The reason distros run build & test infra is to confirm that upstream have released something sane and behaves correctly in the distro's environment. Which is exactly what the platforms Ingo advocates do as well - Android, iOS, Windows Mobile.
You haven't shown me any technical challenge yet. And I don't buy that "use of packages or package management systems" equates with "OMFG what a waste of unnecessary extra work for everybody". Nobody is forcing anyone to package anything, and if you look carefully the "too many packages" argument can be re-cast as a "move stuff out of main and into contrib/universe" - or abandon the latter entirely, which is what PPAs or vendor/project-specific repos are all about. Hell, I can't be the only one using Oracle, MongoDB, and other project/vendor-specific repos can I?
You really, really don't get me. I think that, rather than helping, the existing Linux model is actually hindering.
You said that, I know you're saying that. But mere statements don't convey meaning or understanding or in fact any actionable information at all. Do distros package too much? Yes, but I have to say things have already been quietly changing for many years now: there's heaps of places to get pacakges other than the distro's official archives. What about the assertion that packages are bad, build/test infra is bad? Ingo advocates mobile platforms which:
- Have their own package format. The horror!
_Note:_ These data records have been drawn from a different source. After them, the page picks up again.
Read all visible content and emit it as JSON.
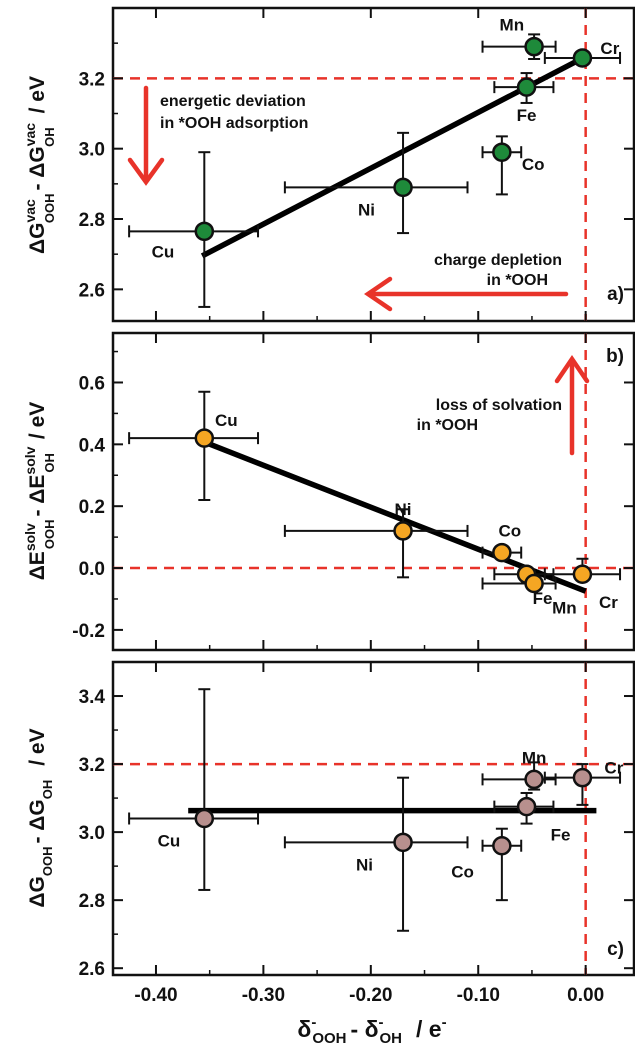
{
  "colors": {
    "panel_a_marker": "#1e8a3a",
    "panel_b_marker": "#f5a623",
    "panel_c_marker": "#b8908e",
    "reference_line": "#e8332a",
    "arrow": "#e8332a",
    "fit_line": "#000000"
  },
  "xaxis": {
    "label_main": "δ",
    "label_sup1": "-",
    "label_sub1": "OOH",
    "label_mid": "- δ",
    "label_sup2": "-",
    "label_sub2": "OH",
    "label_unit": "/ e",
    "label_unit_sup": "-"
  },
  "chart_data": [
    {
      "type": "scatter",
      "panel_label": "a)",
      "ylabel": {
        "p1": "ΔG",
        "p1_sup": "vac",
        "p1_sub": "OOH",
        "p2": "- ΔG",
        "p2_sup": "vac",
        "p2_sub": "OH",
        "unit": "/ eV"
      },
      "xlim": [
        -0.44,
        0.045
      ],
      "ylim": [
        2.51,
        3.4
      ],
      "yticks": [
        "2.6",
        "2.8",
        "3.0",
        "3.2"
      ],
      "ytick_values": [
        2.6,
        2.8,
        3.0,
        3.2
      ],
      "points": [
        {
          "label": "Cu",
          "x": -0.355,
          "y": 2.765,
          "xerr": [
            0.07,
            0.05
          ],
          "yerr": [
            0.215,
            0.225
          ]
        },
        {
          "label": "Ni",
          "x": -0.17,
          "y": 2.89,
          "xerr": [
            0.11,
            0.06
          ],
          "yerr": [
            0.13,
            0.155
          ]
        },
        {
          "label": "Co",
          "x": -0.078,
          "y": 2.99,
          "xerr": [
            0.018,
            0.018
          ],
          "yerr": [
            0.12,
            0.045
          ]
        },
        {
          "label": "Fe",
          "x": -0.055,
          "y": 3.175,
          "xerr": [
            0.03,
            0.025
          ],
          "yerr": [
            0.045,
            0.04
          ]
        },
        {
          "label": "Mn",
          "x": -0.048,
          "y": 3.29,
          "xerr": [
            0.048,
            0.02
          ],
          "yerr": [
            0.035,
            0.035
          ]
        },
        {
          "label": "Cr",
          "x": -0.003,
          "y": 3.258,
          "xerr": [
            0.035,
            0.035
          ],
          "yerr": [
            0.01,
            0.01
          ]
        }
      ],
      "fit": {
        "x": [
          -0.357,
          0.0
        ],
        "y": [
          2.695,
          3.262
        ]
      },
      "hline": 3.2,
      "vline": 0.0,
      "annotations": [
        {
          "line1": "energetic deviation",
          "line2": "in *OOH adsorption"
        },
        {
          "line1": "charge depletion",
          "line2": "in *OOH"
        }
      ]
    },
    {
      "type": "scatter",
      "panel_label": "b)",
      "ylabel": {
        "p1": "ΔE",
        "p1_sup": "solv",
        "p1_sub": "OOH",
        "p2": "- ΔE",
        "p2_sup": "solv",
        "p2_sub": "OH",
        "unit": "/ eV"
      },
      "xlim": [
        -0.44,
        0.045
      ],
      "ylim": [
        -0.265,
        0.76
      ],
      "yticks": [
        "-0.2",
        "0.0",
        "0.2",
        "0.4",
        "0.6"
      ],
      "ytick_values": [
        -0.2,
        0.0,
        0.2,
        0.4,
        0.6
      ],
      "points": [
        {
          "label": "Cu",
          "x": -0.355,
          "y": 0.42,
          "xerr": [
            0.07,
            0.05
          ],
          "yerr": [
            0.2,
            0.15
          ]
        },
        {
          "label": "Ni",
          "x": -0.17,
          "y": 0.12,
          "xerr": [
            0.11,
            0.06
          ],
          "yerr": [
            0.15,
            0.07
          ]
        },
        {
          "label": "Co",
          "x": -0.078,
          "y": 0.05,
          "xerr": [
            0.018,
            0.018
          ],
          "yerr": [
            0.0,
            0.0
          ]
        },
        {
          "label": "Fe",
          "x": -0.055,
          "y": -0.02,
          "xerr": [
            0.03,
            0.025
          ],
          "yerr": [
            0.03,
            0.0
          ]
        },
        {
          "label": "Mn",
          "x": -0.048,
          "y": -0.05,
          "xerr": [
            0.048,
            0.02
          ],
          "yerr": [
            0.0,
            0.0
          ]
        },
        {
          "label": "Cr",
          "x": -0.003,
          "y": -0.02,
          "xerr": [
            0.035,
            0.035
          ],
          "yerr": [
            0.0,
            0.05
          ]
        }
      ],
      "fit": {
        "x": [
          -0.357,
          0.0
        ],
        "y": [
          0.41,
          -0.075
        ]
      },
      "hline": 0.0,
      "vline": 0.0,
      "annotations": [
        {
          "line1": "loss of solvation",
          "line2": "in *OOH"
        }
      ]
    },
    {
      "type": "scatter",
      "panel_label": "c)",
      "ylabel": {
        "p1": "ΔG",
        "p1_sub": "OOH",
        "p2": "- ΔG",
        "p2_sub": "OH",
        "unit": "/ eV"
      },
      "xlim": [
        -0.44,
        0.045
      ],
      "ylim": [
        2.58,
        3.5
      ],
      "yticks": [
        "2.6",
        "2.8",
        "3.0",
        "3.2",
        "3.4"
      ],
      "ytick_values": [
        2.6,
        2.8,
        3.0,
        3.2,
        3.4
      ],
      "xticks": [
        "-0.40",
        "-0.30",
        "-0.20",
        "-0.10",
        "0.00"
      ],
      "xtick_values": [
        -0.4,
        -0.3,
        -0.2,
        -0.1,
        0.0
      ],
      "points": [
        {
          "label": "Cu",
          "x": -0.355,
          "y": 3.04,
          "xerr": [
            0.07,
            0.05
          ],
          "yerr": [
            0.21,
            0.38
          ]
        },
        {
          "label": "Ni",
          "x": -0.17,
          "y": 2.97,
          "xerr": [
            0.11,
            0.06
          ],
          "yerr": [
            0.26,
            0.19
          ]
        },
        {
          "label": "Co",
          "x": -0.078,
          "y": 2.96,
          "xerr": [
            0.018,
            0.018
          ],
          "yerr": [
            0.16,
            0.05
          ]
        },
        {
          "label": "Fe",
          "x": -0.055,
          "y": 3.075,
          "xerr": [
            0.03,
            0.025
          ],
          "yerr": [
            0.05,
            0.04
          ]
        },
        {
          "label": "Mn",
          "x": -0.048,
          "y": 3.155,
          "xerr": [
            0.048,
            0.02
          ],
          "yerr": [
            0.03,
            0.05
          ]
        },
        {
          "label": "Cr",
          "x": -0.003,
          "y": 3.16,
          "xerr": [
            0.035,
            0.035
          ],
          "yerr": [
            0.08,
            0.04
          ]
        }
      ],
      "fit": {
        "x": [
          -0.37,
          0.01
        ],
        "y": [
          3.063,
          3.063
        ]
      },
      "hline": 3.2,
      "vline": 0.0
    }
  ]
}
- Have their own duplicate build/test/validation infrastructure (arbitrarily) gating releases
- Have a centralized, curated repository for distribution
I am trying to understand, but I have yet to see any technical challenge. About the only real difference I see is chucking most stuff out of "main" repositories to focus on a core set of a few hundred things (1000+ packages) or so; and asking all software authors to drop everything to make sure they can be bothered to do the packaging of the chucked-out stuff for us (on all architectures).
Which means each distro and upstream software pretending that all the other distros don't exist; hence my comment about consolodation.